Tuesday, 5 February 2013

Think tanks parked on the lawn

Will Mooney Carter Jonas partner and head of its commercial agency and professional services in the eastern region, is on tank patrol


Think tanks parked on the lawn Will Mooney, Carter Jonas partner and head of its commercial agency and professional services in the eastern region, is on tank patrol Two recent reports have reinforced the value of think tanks to those of us charged with the day-to-day nitty gritty of bringing-in the deals.

The first, published at the end of last year, is Lord Heseltine’s 'No stone unturned in the pursuit of growth' which, in as much as one person who is a former defence secretary can be a ‘think tank’, looks at the crucial role the UK regions and our metropolitan cities - other than London -could play in kick starting nationwide growth.

The second was published just at the end of January by the Centre for Cities, which is an independent think tank, although is does have the support of the Local Government Association.

Now, at the risk of sounding like an A-level essay question: Using your regional business experience, compare and contrast these two reports.

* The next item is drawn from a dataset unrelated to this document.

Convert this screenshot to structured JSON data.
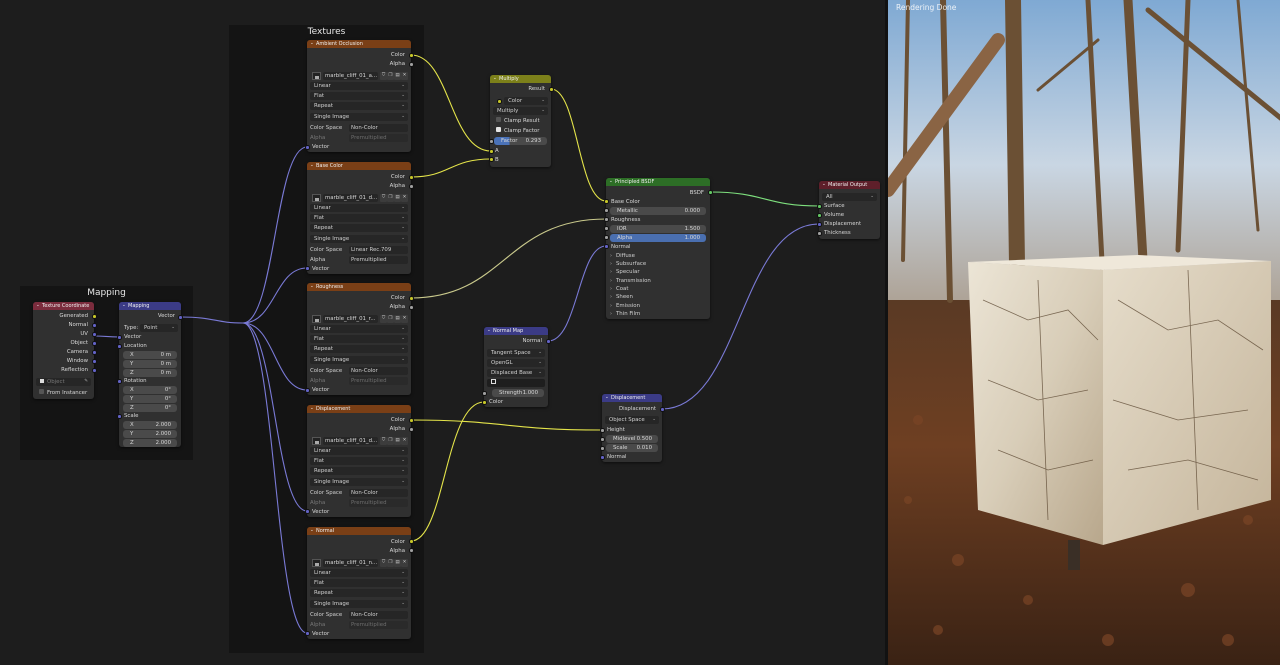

To take Lord Heseltine’s first, then. It’s got gravitas. It’s published under the auspices of the Department for Business, Innovation & Skills and Lord Heseltine has got form for getting things done in the regions. Those of us interested in such matters back in the 1980s are unlikely to forget the image of Tarzan – Lord’ Heseltine’s sobriquet at that time- striding across the abandoned post-industrial landscape and docksides of Liverpool ahead of national policies which help revitalise those and other deeply-urban areas of the country, including London’s docklands.

However, even at the time of its publication, there was word that the report might get kicked in to the long grass, politically. And Lord Heseltine admitted that he was unsure as to how many of his 89 points, laid out over 228 pages would be picked up and acted upon by central government.

Getting things done is what we all want. Who, in business, wouldn’t wish for a handbook in which 89 ideas were clearly mapped out in a compelling vision of how to make things better and give us more of a leg-up than the good kicking we might feel we’ve had for, coming up to, five years?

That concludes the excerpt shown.